The complete list of features can be found here.

We announced the winners of the Keccak Crunchy Crypto Collision and Pre-image contest during the Fast Software Encryption 2012 workshop.

The winners are:

• Paweł Morawiecki for solving the preimage and collision challenges on 1 and 2 rounds, for all instances except Keccak[r = 40, c = 160];
• Alexandre Duc, Jian Guo, Thomas Peyrin and Lei Wei for independently and simultaneously solving the collision challenges on 1 and 2 rounds of Keccak[r = 1440, c = 160];
• Itai Dinur, Orr Dunkelman and Adi Shamir for finding collisions on Keccak[r = 1440, c = 160] with 3 and 4 rounds.

We handed out the prizes to the winners during the presentation of the results. Paweł was not present, so we contacted him and arranged with him how to give him his prize.

Congratulations to all!

Immediately after posting the results of the contest, we announce that the Keccak Crunchy Crypto Collision and Pre-image contest re-opens and continues through end 2012.

The challenges remain the same, although a few entries are closed to encourage new approaches. More specifically:

• All the collision and pre-image challenges for Keccak[r = 40, c = 160] remain open, from 1 to 12 rounds, as none of these were solved.
• For the other instances, pre-image challenges start from 3 rounds and collision challenges from 5 rounds. The only unsolved challenges that are closed are 3- and 4-round collisions, which can likely be solved by a straightforward application of the techniques of Itai Dinur, Orr Dunkelman and Adi Shamir.

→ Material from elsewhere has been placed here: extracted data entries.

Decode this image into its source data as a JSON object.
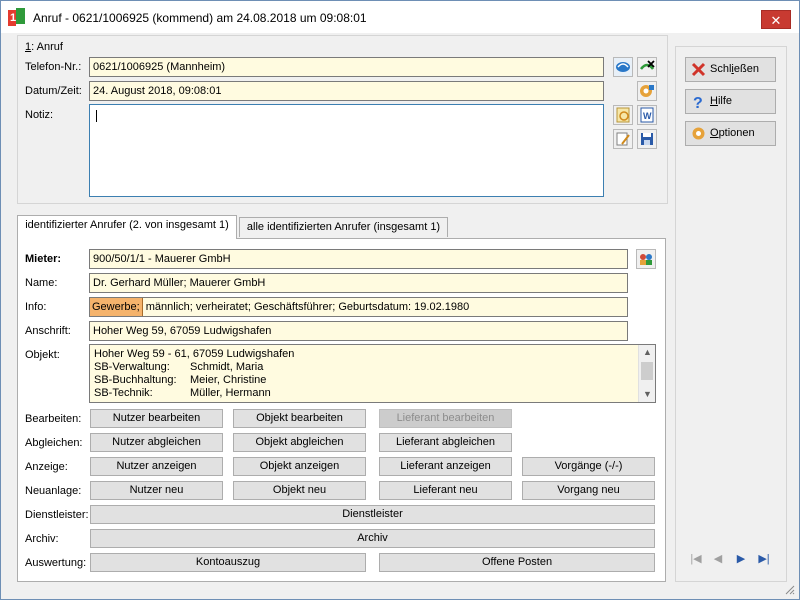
{
  "window": {
    "title": "Anruf - 0621/1006925 (kommend) am 24.08.2018 um 09:08:01",
    "close_label": "✕"
  },
  "call": {
    "group_label_num": "1",
    "group_label_text": ": Anruf",
    "phone_label": "Telefon-Nr.:",
    "phone_value": "0621/1006925  (Mannheim)",
    "datetime_label": "Datum/Zeit:",
    "datetime_value": "24. August 2018,  09:08:01",
    "note_label": "Notiz:",
    "note_value": ""
  },
  "tabs": [
    {
      "label": "identifizierter Anrufer  (2. von insgesamt 1)"
    },
    {
      "label": "alle identifizierten Anrufer (insgesamt 1)"
    }
  ],
  "caller": {
    "mieter_label": "Mieter:",
    "mieter_value": "900/50/1/1 - Mauerer GmbH",
    "name_label": "Name:",
    "name_value": "Dr. Gerhard Müller;  Mauerer GmbH",
    "info_label": "Info:",
    "info_tag": "Gewerbe;",
    "info_value": " männlich;  verheiratet;  Geschäftsführer;  Geburtsdatum: 19.02.1980",
    "address_label": "Anschrift:",
    "address_value": "Hoher Weg 59, 67059 Ludwigshafen",
    "objekt_label": "Objekt:",
    "objekt_address": "Hoher Weg 59 - 61, 67059 Ludwigshafen",
    "objekt_rows": [
      {
        "key": "SB-Verwaltung:",
        "value": "Schmidt, Maria"
      },
      {
        "key": "SB-Buchhaltung:",
        "value": "Meier, Christine"
      },
      {
        "key": "SB-Technik:",
        "value": "Müller, Hermann"
      }
    ]
  },
  "actions": {
    "bearbeiten_label": "Bearbeiten:",
    "nutzer_bearbeiten": "Nutzer bearbeiten",
    "objekt_bearbeiten": "Objekt bearbeiten",
    "lieferant_bearbeiten": "Lieferant bearbeiten",
    "abgleichen_label": "Abgleichen:",
    "nutzer_abgleichen": "Nutzer abgleichen",
    "objekt_abgleichen": "Objekt abgleichen",
    "lieferant_abgleichen": "Lieferant abgleichen",
    "anzeige_label": "Anzeige:",
    "nutzer_anzeigen": "Nutzer anzeigen",
    "objekt_anzeigen": "Objekt anzeigen",
    "lieferant_anzeigen": "Lieferant anzeigen",
    "vorgaenge": "Vorgänge (-/-)",
    "neuanlage_label": "Neuanlage:",
    "nutzer_neu": "Nutzer neu",
    "objekt_neu": "Objekt neu",
    "lieferant_neu": "Lieferant neu",
    "vorgang_neu": "Vorgang neu",
    "dienstleister_label": "Dienstleister:",
    "dienstleister": "Dienstleister",
    "archiv_label": "Archiv:",
    "archiv": "Archiv",
    "auswertung_label": "Auswertung:",
    "kontoauszug": "Kontoauszug",
    "offene_posten": "Offene Posten"
  },
  "sidebar": {
    "close_pre": "Schl",
    "close_ul": "i",
    "close_post": "eßen",
    "help_pre": "",
    "help_ul": "H",
    "help_post": "ilfe",
    "options_pre": "",
    "options_ul": "O",
    "options_post": "ptionen"
  },
  "icons": {
    "phone_icon": "phone-call-icon",
    "hangup_icon": "hangup-icon",
    "calendar_icon": "settings-time-icon",
    "note_icon": "note-icon",
    "word_icon": "word-icon",
    "edit_icon": "edit-note-icon",
    "save_icon": "save-icon",
    "contacts_icon": "contacts-icon"
  },
  "colors": {
    "field_bg": "#fffbe0",
    "tag_bg": "#f5b36c",
    "close_red": "#c83a31"
  }
}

We suggest all interested people to subscribe to our mailing list, and solutions shall be sent to this mailing list, as detailed here, before before December 31, 2012 at 23:59 GMT+1.

Markku-Juhani O. Saarinen posted an implementation of Keccak in C aimed at readability and clarity, as an alternative to our specifications summary. We appreciate Markku's support.

We released the VHDL code of a new mid-range core hardware implementation of Keccak.

The new implementation takes inspiration from the work of Bernhard Jungk and Jürgen Apfelbeck presented at ReConFig 2011. It cuts Keccak's state in typically 2 or 4 pieces, so naturally fitting between the fast core (1 piece) and Jungk and Apfelbeck's compact implementation (8 pieces). As a result, we get a circuit not as fast as the fast core but more compact.

The implementation is parametrized by Nb, which determines the amount of folding. With Nb=2, the Keccak-f[1600] permutation is computed in 74 clock cycles, and in 124 clock cycles with Nb=4. Higher values of Nb are possible, although not the main target of our new architecture.

We made some preliminary synthesis of this mid-range core and evaluated the corresponding throughput, with the same STM 130 nm technology used for the other implementations of Keccak. At 500MHz, we can reach a throughput of 5.6 Gbit/s in 28 kGE with Nb=2 or 3.6 Gbit/s in 22 kGE with Nb=4. As a comparison at the same frequency, the fast core processes 21.3 Gbit/s and requires 48 kGE. (In all cases, the throughput is for a rate of 1024 bits.)

We will report more data and a description of the architecture in an up-coming release of the Keccak implementation overview document.